BOOKS

'Mending the Earth' passionate about natural landscaping

Jim Higgins
Milwaukee Journal Sentinel

"Mending the Earth in Milwaukee," Ney Tait Fraser's book about natural landscaping in southeastern Wisconsin, is less a how-to guide and more a collection of conversion stories. Many homeowners profiled here met a person or saw a yard that started them on a path of learning and experimentation to creating a landscape of their own filled with native species.

Many of these stories include encounters with or reference the late Lorrie Otto, a Bayside woman who led the battle to ban the use of DDT in Wisconsin and who promoted natural landscaping. The not-for-profit organization she inspired, Wild Ones: Native Plants, Natural Landscapes, continues to offer resources and encouragement for people who want to restore native plants to their properties.

As Fraser tells it, Otto's journey to natural landscaping began with her love for an open field of wildflowers in Bayside. When 20 acres of rare Wisconsin plants were planned to be sold to pay for road repairs, she led a vigorous, successful lobbying campaign against that proposal.

Lorrie Otto, credited with being the "godmother of the natural landscaping movement" poses in 1999 in her Bayside prairie garden.

In enthusiastic detail, Fraser describes how Otto transformed her own property, replacing an asphalt driveway with open cell concrete blocks interlaced with silverweed, which absorbed rain and refilled aquifers. The more Otto studied flora, the more strongly she came to believe that restoring native plants, which had evolved symbiotically with local insects and birds, was necessary to heal the earth.

Nancy Aten's journey both echoes and intersects with Otto's. As a girl, Aten helped her parents plant trees and shrubs at their Franklin home, within walking distance of the nature center now called Franklin Woods. Aten became an engineer and married one, too. But inspired by an Otto talk and Wild Ones meetings, she turned her energy to gardening and landscaping design, even studying with an ecologically minded professor in Georgia for several years.

Fraser describes how Aten and her husband, Dan Collins, gradually transformed their property, learning from failures and mistakes, discovering the value to insect-eating birds of selectively retained dead trees, incorporating a pond that attracted regular visits from foxes and deer.

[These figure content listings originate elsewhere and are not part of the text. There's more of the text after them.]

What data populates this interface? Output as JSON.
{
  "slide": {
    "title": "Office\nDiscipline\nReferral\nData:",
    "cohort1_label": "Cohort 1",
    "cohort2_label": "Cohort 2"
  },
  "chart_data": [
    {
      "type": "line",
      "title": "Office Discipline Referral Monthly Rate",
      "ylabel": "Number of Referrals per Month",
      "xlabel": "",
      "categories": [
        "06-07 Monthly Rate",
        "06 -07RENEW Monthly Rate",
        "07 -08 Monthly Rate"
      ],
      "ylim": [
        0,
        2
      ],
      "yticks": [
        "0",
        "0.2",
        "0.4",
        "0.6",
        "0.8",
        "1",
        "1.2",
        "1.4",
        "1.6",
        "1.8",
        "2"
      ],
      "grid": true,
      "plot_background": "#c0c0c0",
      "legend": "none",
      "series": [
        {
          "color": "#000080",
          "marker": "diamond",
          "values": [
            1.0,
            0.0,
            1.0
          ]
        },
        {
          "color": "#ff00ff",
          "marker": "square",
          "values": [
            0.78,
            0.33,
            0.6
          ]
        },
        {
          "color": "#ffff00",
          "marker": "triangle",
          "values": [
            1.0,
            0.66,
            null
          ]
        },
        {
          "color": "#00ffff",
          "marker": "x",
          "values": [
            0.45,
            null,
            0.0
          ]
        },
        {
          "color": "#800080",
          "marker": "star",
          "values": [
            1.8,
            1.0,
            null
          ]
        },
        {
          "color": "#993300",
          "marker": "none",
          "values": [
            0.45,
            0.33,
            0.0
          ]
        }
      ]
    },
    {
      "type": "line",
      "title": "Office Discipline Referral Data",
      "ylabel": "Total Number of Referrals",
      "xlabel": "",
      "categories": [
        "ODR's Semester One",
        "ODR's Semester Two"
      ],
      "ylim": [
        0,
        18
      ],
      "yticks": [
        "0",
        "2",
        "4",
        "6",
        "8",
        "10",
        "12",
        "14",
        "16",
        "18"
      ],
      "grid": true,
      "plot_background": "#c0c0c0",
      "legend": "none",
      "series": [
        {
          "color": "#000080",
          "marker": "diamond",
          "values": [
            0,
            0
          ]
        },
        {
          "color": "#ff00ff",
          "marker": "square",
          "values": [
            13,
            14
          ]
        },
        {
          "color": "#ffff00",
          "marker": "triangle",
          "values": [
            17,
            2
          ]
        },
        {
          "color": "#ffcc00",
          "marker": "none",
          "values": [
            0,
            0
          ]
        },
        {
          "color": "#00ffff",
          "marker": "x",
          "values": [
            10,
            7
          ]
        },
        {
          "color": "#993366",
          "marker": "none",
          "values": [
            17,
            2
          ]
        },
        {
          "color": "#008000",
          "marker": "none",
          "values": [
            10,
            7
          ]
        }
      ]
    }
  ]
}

Fraser's villain is the manicured suburban lawn. In one of her gentler broadsides on the subject, Fraser writes: "The aesthetic of lawns is similar to the aesthetic of bound feet. Lawns hobble nature just as bound feet crippled women."

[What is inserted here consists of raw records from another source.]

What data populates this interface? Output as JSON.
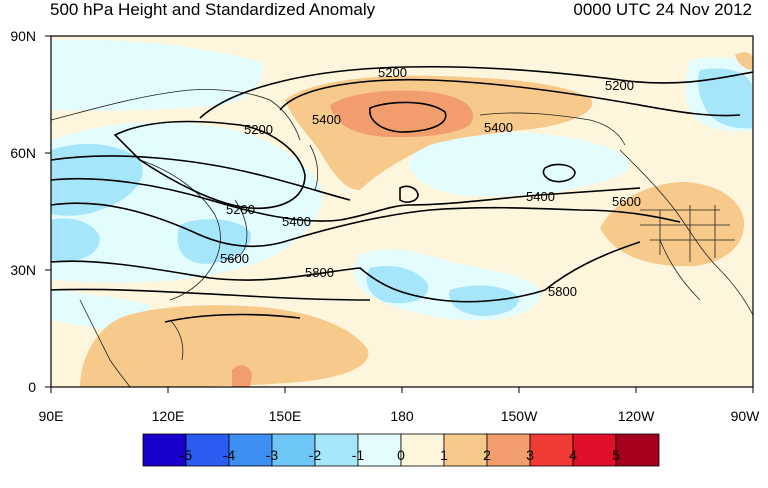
{
  "title": "500 hPa Height and Standardized Anomaly",
  "time": "0000 UTC 24 Nov 2012",
  "lat_labels": [
    "90N",
    "60N",
    "30N",
    "0"
  ],
  "lon_labels": [
    "90E",
    "120E",
    "150E",
    "180",
    "150W",
    "120W",
    "90W"
  ],
  "contour_labels": [
    {
      "label": "5200"
    },
    {
      "label": "5200"
    },
    {
      "label": "5200"
    },
    {
      "label": "5200"
    },
    {
      "label": "5400"
    },
    {
      "label": "5400"
    },
    {
      "label": "5400"
    },
    {
      "label": "5400"
    },
    {
      "label": "5600"
    },
    {
      "label": "5600"
    },
    {
      "label": "5800"
    },
    {
      "label": "5800"
    }
  ],
  "colorbar": {
    "ticks": [
      "-5",
      "-4",
      "-3",
      "-2",
      "-1",
      "0",
      "1",
      "2",
      "3",
      "4",
      "5"
    ],
    "colors": [
      "#1a00cc",
      "#2b5cf0",
      "#3c8ef0",
      "#6dc6f5",
      "#a6e6fb",
      "#e3fcfe",
      "#fdf6dc",
      "#f7c98a",
      "#f29e6c",
      "#f03b37",
      "#e0102a",
      "#a5001e"
    ]
  },
  "colors": {
    "background": "#fdf6dc",
    "land_outline": "#222222",
    "contour": "#000000"
  }
}
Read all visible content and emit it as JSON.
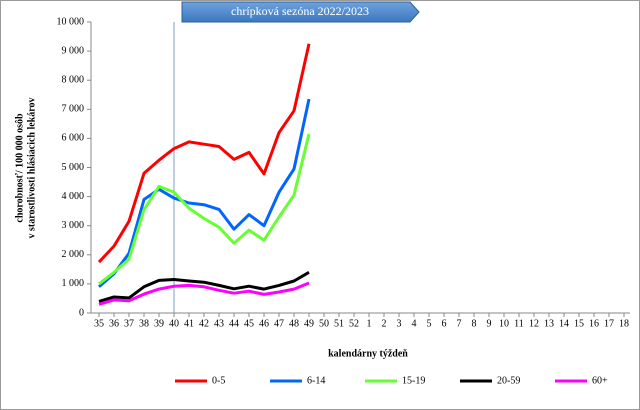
{
  "chart_data": {
    "type": "line",
    "banner": "chrípková sezóna 2022/2023",
    "xlabel": "kalendárny týždeň",
    "ylabel": [
      "chorobnosť/ 100 000 osôb",
      "v starostlivosti hlásiacich lekárov"
    ],
    "categories": [
      "35",
      "36",
      "37",
      "38",
      "39",
      "40",
      "41",
      "42",
      "43",
      "44",
      "45",
      "46",
      "47",
      "48",
      "49",
      "50",
      "51",
      "52",
      "1",
      "2",
      "3",
      "4",
      "5",
      "6",
      "7",
      "8",
      "9",
      "10",
      "11",
      "12",
      "13",
      "14",
      "15",
      "16",
      "17",
      "18"
    ],
    "ylim": [
      0,
      10000
    ],
    "yticks": [
      0,
      {
        "value": 1000,
        "label": "1 000"
      },
      {
        "value": 2000,
        "label": "2 000"
      },
      {
        "value": 3000,
        "label": "3 000"
      },
      {
        "value": 4000,
        "label": "4 000"
      },
      {
        "value": 5000,
        "label": "5 000"
      },
      {
        "value": 6000,
        "label": "6 000"
      },
      {
        "value": 7000,
        "label": "7 000"
      },
      {
        "value": 8000,
        "label": "8 000"
      },
      {
        "value": 9000,
        "label": "9 000"
      },
      {
        "value": 10000,
        "label": "10 000"
      }
    ],
    "grid": false,
    "legend": "bottom",
    "series": [
      {
        "name": "0-5",
        "color": "#ff0000",
        "values": [
          1750,
          2300,
          3150,
          4800,
          5250,
          5650,
          5880,
          5800,
          5720,
          5280,
          5520,
          4780,
          6200,
          6950,
          9250,
          null,
          null,
          null,
          null,
          null,
          null,
          null,
          null,
          null,
          null,
          null,
          null,
          null,
          null,
          null,
          null,
          null,
          null,
          null,
          null,
          null
        ]
      },
      {
        "name": "6-14",
        "color": "#0066ff",
        "values": [
          900,
          1350,
          2050,
          3900,
          4250,
          3950,
          3780,
          3720,
          3560,
          2880,
          3380,
          3000,
          4150,
          4950,
          7350,
          null,
          null,
          null,
          null,
          null,
          null,
          null,
          null,
          null,
          null,
          null,
          null,
          null,
          null,
          null,
          null,
          null,
          null,
          null,
          null,
          null
        ]
      },
      {
        "name": "15-19",
        "color": "#66ff33",
        "values": [
          1000,
          1400,
          1850,
          3550,
          4350,
          4150,
          3600,
          3250,
          2950,
          2400,
          2850,
          2500,
          3300,
          4050,
          6150,
          null,
          null,
          null,
          null,
          null,
          null,
          null,
          null,
          null,
          null,
          null,
          null,
          null,
          null,
          null,
          null,
          null,
          null,
          null,
          null,
          null
        ]
      },
      {
        "name": "20-59",
        "color": "#000000",
        "values": [
          400,
          550,
          520,
          900,
          1120,
          1150,
          1100,
          1060,
          950,
          830,
          920,
          820,
          950,
          1100,
          1400,
          null,
          null,
          null,
          null,
          null,
          null,
          null,
          null,
          null,
          null,
          null,
          null,
          null,
          null,
          null,
          null,
          null,
          null,
          null,
          null,
          null
        ]
      },
      {
        "name": "60+",
        "color": "#ff00ff",
        "values": [
          300,
          450,
          420,
          650,
          820,
          920,
          950,
          900,
          780,
          680,
          750,
          640,
          720,
          820,
          1030,
          null,
          null,
          null,
          null,
          null,
          null,
          null,
          null,
          null,
          null,
          null,
          null,
          null,
          null,
          null,
          null,
          null,
          null,
          null,
          null,
          null
        ]
      }
    ]
  }
}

This self-published book can be bumpy for the casual reader. Fraser sometimes meanders. Occasionally, a sentence consists of a long list of native plants: likely a rapturous litany for people who know what they are, not yet one for me. The interlocking cast of mentors gives the book a clubby feeling. Fraser's experience and passion for the cause will carry readers attracted to natural landscaping past the rough spots.

Fraser, an artist, contributes many strong color photos. Even a concrete-bound reader can get a little giddy at close-ups of monarch and viceroy butterflies.

"Mending the Earth in Milwaukee" ($30) can be purchased at Woodland Pattern Book Center, 720 E. Locust St.; Schlitz Audubon Nature Center, 1111 E. Brown Deer Road, Bayside; Wehr Nature Center, 9701 W. College Ave., Franklin; and Riveredge Nature Center, 4458 County Highway Y, Saukville. 

Mending the Earth in Milwaukee. By Ney Tait Fraser. 180 pages. $30.